Пармений пришел еще нескоро, с двумя стражами, которые застыли у дверей, и устремил сердитый взгляд на Нико. Нико стоял, как на параде, без всякого выражения на лице — безупречный охранник. Пармений перевел взгляд с него на Мериамон.
— Ну так, — сказал военачальник, — у тебя есть что мне сказать?
От его дерзости перехватило дыхание. Нико заметно напрягся. Мериамон позволила себе медленно улыбнуться. Сладкой, загадочной улыбкой.
— Я? Но, по-моему, это ты пожелал говорить со мной.
— Я не привык прибегать по первому желанию женщины, — заявил Пармений.
— Оно и видно, — сказала Мериамон. — Конечно, если только эта женщина не царица…
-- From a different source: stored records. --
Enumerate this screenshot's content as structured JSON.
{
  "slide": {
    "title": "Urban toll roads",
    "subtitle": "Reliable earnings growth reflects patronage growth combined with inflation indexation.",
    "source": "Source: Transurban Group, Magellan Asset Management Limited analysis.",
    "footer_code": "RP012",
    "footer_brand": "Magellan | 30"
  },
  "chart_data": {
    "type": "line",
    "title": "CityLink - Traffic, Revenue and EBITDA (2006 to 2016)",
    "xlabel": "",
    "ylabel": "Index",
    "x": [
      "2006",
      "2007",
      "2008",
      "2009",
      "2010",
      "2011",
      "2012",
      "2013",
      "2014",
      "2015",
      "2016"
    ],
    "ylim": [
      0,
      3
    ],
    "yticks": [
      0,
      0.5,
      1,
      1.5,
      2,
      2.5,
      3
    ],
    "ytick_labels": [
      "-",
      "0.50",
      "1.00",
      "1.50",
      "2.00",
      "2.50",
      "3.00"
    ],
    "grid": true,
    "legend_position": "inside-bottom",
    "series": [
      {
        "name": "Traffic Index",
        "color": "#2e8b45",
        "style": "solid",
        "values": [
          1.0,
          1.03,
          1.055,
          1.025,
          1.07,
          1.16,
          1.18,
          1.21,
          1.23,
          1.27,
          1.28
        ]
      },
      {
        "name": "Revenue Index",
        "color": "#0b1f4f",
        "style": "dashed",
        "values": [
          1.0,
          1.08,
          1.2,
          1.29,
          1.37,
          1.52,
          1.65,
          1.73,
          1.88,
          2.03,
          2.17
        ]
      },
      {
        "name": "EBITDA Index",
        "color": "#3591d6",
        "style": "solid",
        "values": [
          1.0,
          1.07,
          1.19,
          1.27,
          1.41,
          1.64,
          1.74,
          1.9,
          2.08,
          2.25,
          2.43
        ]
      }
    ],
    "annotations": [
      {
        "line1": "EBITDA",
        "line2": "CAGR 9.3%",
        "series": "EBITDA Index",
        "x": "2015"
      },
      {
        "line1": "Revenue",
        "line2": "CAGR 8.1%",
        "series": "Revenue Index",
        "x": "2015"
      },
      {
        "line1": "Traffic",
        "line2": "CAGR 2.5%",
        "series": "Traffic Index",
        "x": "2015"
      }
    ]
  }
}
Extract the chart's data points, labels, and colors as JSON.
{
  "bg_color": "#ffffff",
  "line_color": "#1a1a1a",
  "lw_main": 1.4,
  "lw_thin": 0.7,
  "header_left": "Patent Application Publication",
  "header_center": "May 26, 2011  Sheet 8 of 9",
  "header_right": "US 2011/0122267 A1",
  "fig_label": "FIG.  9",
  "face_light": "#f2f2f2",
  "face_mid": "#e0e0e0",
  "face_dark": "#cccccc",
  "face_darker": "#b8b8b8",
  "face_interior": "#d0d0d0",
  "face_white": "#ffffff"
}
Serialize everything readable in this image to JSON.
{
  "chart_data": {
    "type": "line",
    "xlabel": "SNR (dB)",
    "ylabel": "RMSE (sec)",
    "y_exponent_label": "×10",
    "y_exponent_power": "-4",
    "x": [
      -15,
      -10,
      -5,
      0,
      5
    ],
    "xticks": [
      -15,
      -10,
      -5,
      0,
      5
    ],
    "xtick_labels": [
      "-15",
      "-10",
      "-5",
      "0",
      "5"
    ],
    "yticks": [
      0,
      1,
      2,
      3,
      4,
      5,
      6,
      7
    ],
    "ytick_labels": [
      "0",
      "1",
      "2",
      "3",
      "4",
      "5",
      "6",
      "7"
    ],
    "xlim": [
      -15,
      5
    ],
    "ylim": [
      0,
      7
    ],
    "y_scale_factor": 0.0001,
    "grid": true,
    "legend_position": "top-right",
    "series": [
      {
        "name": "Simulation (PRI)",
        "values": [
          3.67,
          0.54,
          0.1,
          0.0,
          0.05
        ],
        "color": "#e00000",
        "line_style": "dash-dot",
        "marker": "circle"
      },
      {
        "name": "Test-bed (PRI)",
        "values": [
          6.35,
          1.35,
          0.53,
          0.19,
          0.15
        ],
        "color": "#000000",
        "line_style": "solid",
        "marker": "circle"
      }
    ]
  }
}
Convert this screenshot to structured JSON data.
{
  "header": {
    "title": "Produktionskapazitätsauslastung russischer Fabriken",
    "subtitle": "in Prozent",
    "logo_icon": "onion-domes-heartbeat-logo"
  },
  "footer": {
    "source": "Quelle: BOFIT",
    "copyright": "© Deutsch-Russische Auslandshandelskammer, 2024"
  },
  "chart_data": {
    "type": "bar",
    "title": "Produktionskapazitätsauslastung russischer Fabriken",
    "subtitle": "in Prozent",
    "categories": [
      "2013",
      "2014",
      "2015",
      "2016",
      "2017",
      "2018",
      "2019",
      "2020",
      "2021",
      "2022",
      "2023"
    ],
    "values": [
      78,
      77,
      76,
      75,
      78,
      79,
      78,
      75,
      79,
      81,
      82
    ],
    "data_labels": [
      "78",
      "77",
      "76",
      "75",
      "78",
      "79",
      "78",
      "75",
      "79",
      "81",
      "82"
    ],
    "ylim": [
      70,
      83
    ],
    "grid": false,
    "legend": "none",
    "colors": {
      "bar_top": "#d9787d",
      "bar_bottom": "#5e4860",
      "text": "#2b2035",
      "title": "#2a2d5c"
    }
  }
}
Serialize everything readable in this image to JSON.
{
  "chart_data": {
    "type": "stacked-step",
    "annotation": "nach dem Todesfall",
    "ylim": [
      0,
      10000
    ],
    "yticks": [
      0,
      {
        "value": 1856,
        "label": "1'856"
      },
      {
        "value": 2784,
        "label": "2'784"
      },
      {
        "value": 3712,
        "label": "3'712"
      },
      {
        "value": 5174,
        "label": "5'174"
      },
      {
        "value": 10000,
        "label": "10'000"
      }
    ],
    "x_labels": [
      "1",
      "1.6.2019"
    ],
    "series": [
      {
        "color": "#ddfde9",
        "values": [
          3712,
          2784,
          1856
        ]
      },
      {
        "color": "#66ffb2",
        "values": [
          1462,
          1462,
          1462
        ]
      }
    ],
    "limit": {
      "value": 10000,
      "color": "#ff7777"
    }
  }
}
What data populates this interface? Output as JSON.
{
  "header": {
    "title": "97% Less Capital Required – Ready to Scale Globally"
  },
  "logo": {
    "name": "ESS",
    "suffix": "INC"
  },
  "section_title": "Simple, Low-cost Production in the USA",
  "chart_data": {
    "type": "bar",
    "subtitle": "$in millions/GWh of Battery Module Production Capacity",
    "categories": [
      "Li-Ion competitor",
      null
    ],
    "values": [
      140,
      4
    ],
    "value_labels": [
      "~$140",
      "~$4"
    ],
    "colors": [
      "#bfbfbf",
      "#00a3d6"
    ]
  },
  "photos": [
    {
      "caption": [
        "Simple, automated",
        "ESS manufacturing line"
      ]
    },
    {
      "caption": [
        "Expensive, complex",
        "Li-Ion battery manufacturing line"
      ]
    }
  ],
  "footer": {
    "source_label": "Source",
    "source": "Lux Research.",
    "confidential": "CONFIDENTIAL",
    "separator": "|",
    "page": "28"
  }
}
— Ты не царица, — сказал Пармений.
— Верно, — согласилась Мериамон. — Ну говори же! Царь ждет.
Пармений молчал. Она наблюдала, как его лицо, покрытое румянцем гнева, постепенно успокаивается, разглаживаются морщины. Этот грубиян не был простым солдафоном. Он знал царей и двор. Она решила, что не стоит обвинять его за попытку унизить ее и уязвить ее самолюбие, чтобы таким образом получить преимущество.
Он не подал никакого заметного знака, но один из его стражей придвинул табурет. Он опустился на него в напряженной позе, положил руки на колени.
— Хорошо, — сказал он, — ты не дурочка, и я не должен был вести себя так с тобой. Можем ли мы быть честны друг с другом?
— Разве было когда-нибудь иначе?
— Что касается меня, — ответил Пармений, — нет. Про тебя же всем известно, что ты говоришь правду — от лица ли своих богов или от своего. Я думаю, и мне ты ее скажешь. Если Александр согласится, ты вышла бы за него замуж?
Она открыла рот, снова закрыла.
— Он никогда не согласится.
— Может. Должен. Ты дочь фараона. Ты знаешь, каков первый долг царя: дать наследников рода.
— Он знает это, — сказала Мериамон. — Есть же Геракл, сын Барсины. Прекрасный ребенок, хорошо и быстро растет.
— Слишком быстро для такого маленького, каким он должен бы быть, — сказал Пармений.
Она молчала. Его губы скривились — в улыбке, а может, и нет.
— Не держи меня за идиота, госпожа. Это отродье Мемнона, и ты знаешь это так же хорошо, как я. Полагаю, что Александр тоже знает. Он навещает их как можно реже и остается только на время, достаточное, чтобы перекинуться парой слов. Нет, Мериамон, это была неубедительная ложь, и с ходом времени она становится все неубедительней. У Александра нет сына и нет возможности его заиметь. Если ты не позаботишься об этом.
Губы Мериамон сжались.
— Ты знаешь, что он должен иметь жену из Македонии, — продолжал Пармений, не заметив ее молчания или не обращая на него внимания. — Но Македония на другом краю света, а время идет. Пока он здесь играет в царя Египта, он может взять египетскую жену. Он думал о тебе, не сомневайся. Ты ему нравишься.
— Не как женщина, — сказала она таким слабым голосом, что ей самой стало противно.